Furocumarine

Furocumarine sind fototoxische Stoffe, die in gewissen Pflanzen natürlich vorkommen, beispielsweise in den Schalen von Zitrusfrüchten. Für kosmetische Produkte, die dem Sonnenlicht ausgesetzt sein können, gilt ein Höchstwert.

Furcocumarine

Gesetzliche Bestimmungen

Die Furocumarine sind in der Verordnung über kosmetische Mittel geregelt (Art. 6 Abs. 1 VKos in Verbindung mit Art. 54 Abs. 7 der Verordnung über Lebensmittel und Gebrauchsgegenstände LGV). Sie sind in Kosmetikprodukten verboten, ausgenommen sind Mengen, die natürlich in ätherischen Ölen vorkommen. Produkte, die der Sonne ausgesetzt sein können, dürfen nur Mengen kleiner als 1 mg/kg (=1 ppm/Anteile pro Million) enthalten. 

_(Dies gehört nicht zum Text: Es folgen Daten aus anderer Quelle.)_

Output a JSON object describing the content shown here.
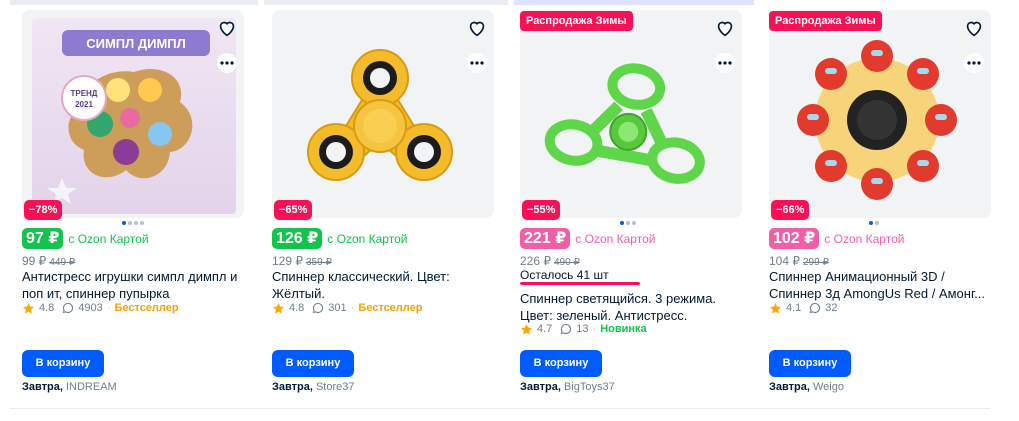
{
  "colors": {
    "accent": "#005bff",
    "promo_red": "#f91155",
    "ozon_green": "#10c44c",
    "ozon_pink": "#f45ea7",
    "bestseller": "#f8a005",
    "novelty": "#10c44c",
    "star": "#ffa800"
  },
  "products": [
    {
      "promo_badge": "",
      "discount": "−78%",
      "price": "97 ₽",
      "price_color": "#10c44c",
      "ozon_card_label": "c Ozon Картой",
      "regular_price": "99 ₽",
      "old_price": "449 ₽",
      "title": "Антистресс игрушки симпл димпл и поп ит, спиннер пупырка",
      "rating": "4.8",
      "reviews": "4903",
      "tag": "Бестселлер",
      "stock_text": "",
      "stock_fraction": null,
      "button_label": "В корзину",
      "delivery_day": "Завтра,",
      "seller": "INDREAM",
      "image_text": {
        "banner": "СИМПЛ ДИМПЛ",
        "badge_line1": "ТРЕНД",
        "badge_line2": "2021"
      },
      "dots_total": 4,
      "dots_active": 1
    },
    {
      "promo_badge": "",
      "discount": "−65%",
      "price": "126 ₽",
      "price_color": "#10c44c",
      "ozon_card_label": "c Ozon Картой",
      "regular_price": "129 ₽",
      "old_price": "359 ₽",
      "title": "Спиннер классический. Цвет: Жёлтый.",
      "rating": "4.8",
      "reviews": "301",
      "tag": "Бестселлер",
      "stock_text": "",
      "stock_fraction": null,
      "button_label": "В корзину",
      "delivery_day": "Завтра,",
      "seller": "Store37",
      "dots_total": 0,
      "dots_active": 0
    },
    {
      "promo_badge": "Распродажа Зимы",
      "discount": "−55%",
      "price": "221 ₽",
      "price_color": "#f45ea7",
      "ozon_card_label": "c Ozon Картой",
      "regular_price": "226 ₽",
      "old_price": "490 ₽",
      "title": "Спиннер светящийся. 3 режима. Цвет: зеленый. Антистресс.",
      "rating": "4.7",
      "reviews": "13",
      "tag": "Новинка",
      "stock_text": "Осталось 41 шт",
      "stock_fraction": 1.0,
      "button_label": "В корзину",
      "delivery_day": "Завтра,",
      "seller": "BigToys37",
      "dots_total": 3,
      "dots_active": 1
    },
    {
      "promo_badge": "Распродажа Зимы",
      "discount": "−66%",
      "price": "102 ₽",
      "price_color": "#f45ea7",
      "ozon_card_label": "c Ozon Картой",
      "regular_price": "104 ₽",
      "old_price": "299 ₽",
      "title": "Спиннер Анимационный 3D / Спиннер 3д AmongUs Red / Амонг...",
      "rating": "4.1",
      "reviews": "32",
      "tag": "",
      "stock_text": "",
      "stock_fraction": null,
      "button_label": "В корзину",
      "delivery_day": "Завтра,",
      "seller": "Weigo",
      "dots_total": 2,
      "dots_active": 1
    }
  ]
}
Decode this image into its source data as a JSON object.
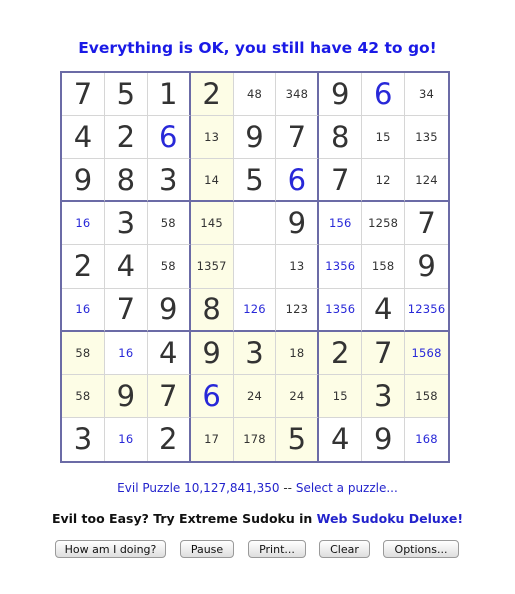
{
  "status": "Everything is OK, you still have 42 to go!",
  "board": {
    "rows": [
      [
        {
          "v": "7",
          "t": "g"
        },
        {
          "v": "5",
          "t": "g"
        },
        {
          "v": "1",
          "t": "g"
        },
        {
          "v": "2",
          "t": "g"
        },
        {
          "v": "48",
          "t": "c"
        },
        {
          "v": "348",
          "t": "c"
        },
        {
          "v": "9",
          "t": "g"
        },
        {
          "v": "6",
          "t": "e"
        },
        {
          "v": "34",
          "t": "c"
        }
      ],
      [
        {
          "v": "4",
          "t": "g"
        },
        {
          "v": "2",
          "t": "g"
        },
        {
          "v": "6",
          "t": "e"
        },
        {
          "v": "13",
          "t": "c"
        },
        {
          "v": "9",
          "t": "g"
        },
        {
          "v": "7",
          "t": "g"
        },
        {
          "v": "8",
          "t": "g"
        },
        {
          "v": "15",
          "t": "c"
        },
        {
          "v": "135",
          "t": "c"
        }
      ],
      [
        {
          "v": "9",
          "t": "g"
        },
        {
          "v": "8",
          "t": "g"
        },
        {
          "v": "3",
          "t": "g"
        },
        {
          "v": "14",
          "t": "c"
        },
        {
          "v": "5",
          "t": "g"
        },
        {
          "v": "6",
          "t": "e"
        },
        {
          "v": "7",
          "t": "g"
        },
        {
          "v": "12",
          "t": "c"
        },
        {
          "v": "124",
          "t": "c"
        }
      ],
      [
        {
          "v": "16",
          "t": "cb"
        },
        {
          "v": "3",
          "t": "g"
        },
        {
          "v": "58",
          "t": "c"
        },
        {
          "v": "145",
          "t": "c"
        },
        {
          "v": "",
          "t": "c"
        },
        {
          "v": "9",
          "t": "g"
        },
        {
          "v": "156",
          "t": "cb"
        },
        {
          "v": "1258",
          "t": "c"
        },
        {
          "v": "7",
          "t": "g"
        }
      ],
      [
        {
          "v": "2",
          "t": "g"
        },
        {
          "v": "4",
          "t": "g"
        },
        {
          "v": "58",
          "t": "c"
        },
        {
          "v": "1357",
          "t": "c"
        },
        {
          "v": "",
          "t": "c"
        },
        {
          "v": "13",
          "t": "c"
        },
        {
          "v": "1356",
          "t": "cb"
        },
        {
          "v": "158",
          "t": "c"
        },
        {
          "v": "9",
          "t": "g"
        }
      ],
      [
        {
          "v": "16",
          "t": "cb"
        },
        {
          "v": "7",
          "t": "g"
        },
        {
          "v": "9",
          "t": "g"
        },
        {
          "v": "8",
          "t": "g"
        },
        {
          "v": "126",
          "t": "cb"
        },
        {
          "v": "123",
          "t": "c"
        },
        {
          "v": "1356",
          "t": "cb"
        },
        {
          "v": "4",
          "t": "g"
        },
        {
          "v": "12356",
          "t": "cb"
        }
      ],
      [
        {
          "v": "58",
          "t": "c"
        },
        {
          "v": "16",
          "t": "cb"
        },
        {
          "v": "4",
          "t": "g"
        },
        {
          "v": "9",
          "t": "g"
        },
        {
          "v": "3",
          "t": "g"
        },
        {
          "v": "18",
          "t": "c"
        },
        {
          "v": "2",
          "t": "g"
        },
        {
          "v": "7",
          "t": "g"
        },
        {
          "v": "1568",
          "t": "cb"
        }
      ],
      [
        {
          "v": "58",
          "t": "c"
        },
        {
          "v": "9",
          "t": "g"
        },
        {
          "v": "7",
          "t": "g"
        },
        {
          "v": "6",
          "t": "e"
        },
        {
          "v": "24",
          "t": "c"
        },
        {
          "v": "24",
          "t": "c"
        },
        {
          "v": "15",
          "t": "c"
        },
        {
          "v": "3",
          "t": "g"
        },
        {
          "v": "158",
          "t": "c"
        }
      ],
      [
        {
          "v": "3",
          "t": "g"
        },
        {
          "v": "16",
          "t": "cb"
        },
        {
          "v": "2",
          "t": "g"
        },
        {
          "v": "17",
          "t": "c"
        },
        {
          "v": "178",
          "t": "c"
        },
        {
          "v": "5",
          "t": "g"
        },
        {
          "v": "4",
          "t": "g"
        },
        {
          "v": "9",
          "t": "g"
        },
        {
          "v": "168",
          "t": "cb"
        }
      ]
    ],
    "highlighted": [
      [
        0,
        3
      ],
      [
        1,
        3
      ],
      [
        2,
        3
      ],
      [
        3,
        3
      ],
      [
        4,
        3
      ],
      [
        5,
        3
      ],
      [
        6,
        0
      ],
      [
        6,
        3
      ],
      [
        6,
        4
      ],
      [
        6,
        5
      ],
      [
        6,
        6
      ],
      [
        6,
        7
      ],
      [
        6,
        8
      ],
      [
        7,
        0
      ],
      [
        7,
        1
      ],
      [
        7,
        2
      ],
      [
        7,
        3
      ],
      [
        7,
        4
      ],
      [
        7,
        5
      ],
      [
        7,
        6
      ],
      [
        7,
        7
      ],
      [
        7,
        8
      ],
      [
        8,
        3
      ],
      [
        8,
        4
      ],
      [
        8,
        5
      ]
    ]
  },
  "puzzle_line": {
    "puzzle_link": "Evil Puzzle 10,127,841,350",
    "separator": " -- ",
    "select_link": "Select a puzzle..."
  },
  "promo": {
    "text": "Evil too Easy? Try Extreme Sudoku in ",
    "link": "Web Sudoku Deluxe!"
  },
  "buttons": {
    "how_am_i_doing": "How am I doing?",
    "pause": "Pause",
    "print": "Print...",
    "clear": "Clear",
    "options": "Options..."
  }
}
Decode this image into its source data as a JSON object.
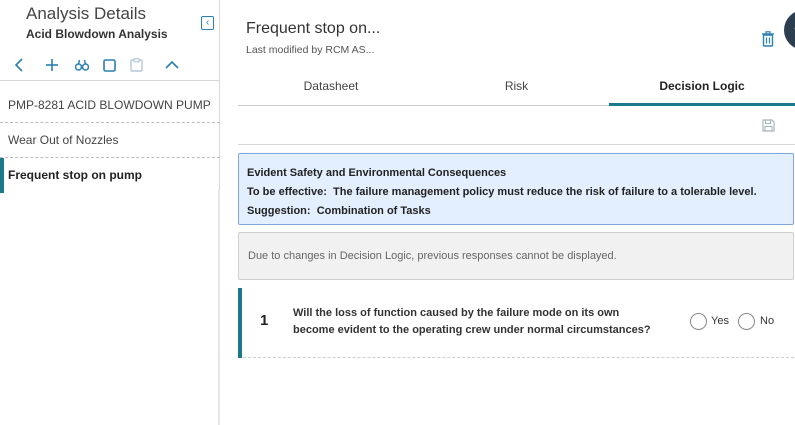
{
  "left_panel": {
    "title": "Analysis Details",
    "subtitle": "Acid Blowdown Analysis",
    "collapse_icon": "chevron-left-icon",
    "toolbar": [
      "back-icon",
      "add-icon",
      "binoculars-icon",
      "copy-icon",
      "paste-icon",
      "chevron-up-icon"
    ],
    "items": [
      {
        "label": "PMP-8281 ACID BLOWDOWN PUMP"
      },
      {
        "label": "Wear Out of Nozzles"
      },
      {
        "label": "Frequent stop on pump"
      }
    ]
  },
  "record": {
    "title": "Frequent stop on...",
    "subtitle": "Last modified by RCM AS..."
  },
  "tabs": [
    {
      "label": "Datasheet"
    },
    {
      "label": "Risk"
    },
    {
      "label": "Decision Logic"
    }
  ],
  "info": {
    "heading": "Evident Safety and Environmental Consequences",
    "effective_label": "To be effective:",
    "effective_text": "The failure management policy must reduce the risk of failure to a tolerable level.",
    "suggestion_label": "Suggestion:",
    "suggestion_text": "Combination of Tasks"
  },
  "notice": "Due to changes in Decision Logic, previous responses cannot be displayed.",
  "question": {
    "number": "1",
    "text": "Will the loss of function caused by the failure mode on its own become evident to the operating crew under normal circumstances?",
    "yes_label": "Yes",
    "no_label": "No"
  },
  "colors": {
    "accent": "#1a7a8c",
    "link_blue": "#2a7fb3",
    "info_bg": "#e3efff"
  }
}
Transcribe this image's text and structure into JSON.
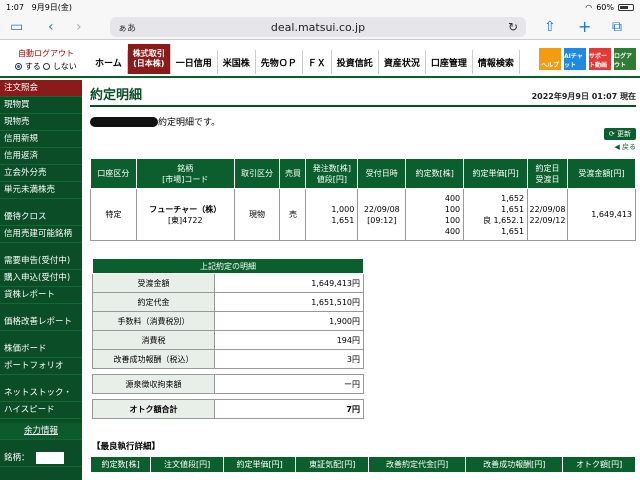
{
  "status": {
    "time": "1:07",
    "date": "9月9日(金)",
    "battery": "60%"
  },
  "browser": {
    "text_size": "ぁあ",
    "domain": "deal.matsui.co.jp"
  },
  "header": {
    "auto_logout": "自動ログアウト",
    "opt_on": "する",
    "opt_off": "しない",
    "nav": [
      "ホーム",
      "一日信用",
      "米国株",
      "先物ＯＰ",
      "ＦＸ",
      "投資信託",
      "資産状況",
      "口座管理",
      "情報検索"
    ],
    "active_line1": "株式取引",
    "active_line2": "(日本株)",
    "icons": [
      {
        "label": "ヘルプ",
        "color": "#f39c12"
      },
      {
        "label": "AIチャット",
        "color": "#1e88e5"
      },
      {
        "label": "サポート動画",
        "color": "#e53935"
      },
      {
        "label": "ログアウト",
        "color": "#2e7d32"
      }
    ]
  },
  "sidebar": {
    "items": [
      "注文照会",
      "現物買",
      "現物売",
      "信用新規",
      "信用返済",
      "立会外分売",
      "単元未満株売"
    ],
    "items2": [
      "優待クロス",
      "信用売建可能銘柄"
    ],
    "items3": [
      "需要申告(受付中)",
      "購入申込(受付中)",
      "貸株レポート"
    ],
    "items4": [
      "価格改善レポート"
    ],
    "items5": [
      "株価ボード",
      "ポートフォリオ"
    ],
    "items6": [
      "ネットストック・",
      "ハイスピード"
    ],
    "market_info": "余力情報",
    "stock_label": "銘柄："
  },
  "main": {
    "title": "約定明細",
    "timestamp": "2022年9月9日 01:07 現在",
    "notice": "約定明細です。",
    "refresh": "更新",
    "back": "戻る",
    "order_headers": [
      "口座区分",
      "銘柄\n[市場]コード",
      "取引区分",
      "売買",
      "発注数[株]\n値段[円]",
      "受付日時",
      "約定数[株]",
      "約定単価[円]",
      "約定日\n受渡日",
      "受渡金額[円]"
    ],
    "order_row": {
      "account": "特定",
      "name": "フューチャー（株）",
      "code": "[東]4722",
      "type": "現物",
      "side": "売",
      "qty": "1,000",
      "price": "1,651",
      "recv_date": "22/09/08",
      "recv_time": "[09:12]",
      "exec_qty": [
        "400",
        "100",
        "100",
        "400"
      ],
      "exec_price": [
        "1,652",
        "1,651",
        "良 1,652.1",
        "1,651"
      ],
      "exec_date": "22/09/08",
      "settle_date": "22/09/12",
      "amount": "1,649,413"
    },
    "summary_title": "上記約定の明細",
    "summary": [
      {
        "label": "受渡金額",
        "value": "1,649,413円"
      },
      {
        "label": "約定代金",
        "value": "1,651,510円"
      },
      {
        "label": "手数料（消費税別）",
        "value": "1,900円"
      },
      {
        "label": "消費税",
        "value": "194円"
      },
      {
        "label": "改善成功報酬（税込）",
        "value": "3円"
      }
    ],
    "withholding": {
      "label": "源泉徴収拘束額",
      "value": "ー円"
    },
    "total": {
      "label": "オトク額合計",
      "value": "7円"
    },
    "best_title": "【最良執行詳細】",
    "best_headers": [
      "約定数[株]",
      "注文値段[円]",
      "約定単価[円]",
      "東証気配[円]",
      "改善約定代金[円]",
      "改善成功報酬[円]",
      "オトク額[円]"
    ]
  }
}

Dieser Grenzwert gilt für alle Furocumarine und ist für Sonnenschutz- und Tagespflegemittel seit Langem im Schweizer Lebensmittelrecht geregelt. Seit dem 1. Mai 2017 ist eine leicht geänderte Formulierung in Kraft: Nun sind alle kosmetischen Produkte betroffen, die dem Sonnenlicht ausgesetzt sein könnten. 

Betroffene Produktegruppen

Diese Regelung möchte vermeiden, dass Furocumarine auf der Haut fototoxisch wirken, wenn die Haut dem Sonnenlicht ausgesetzt wird. So müssen alle Produkte, die auf der Haut bleiben («leave-on») und die bei Normalbedingungen direkt dem Sonnenlicht ausgesetzt sein können, den Grenzwert von 1 ppm einhalten. 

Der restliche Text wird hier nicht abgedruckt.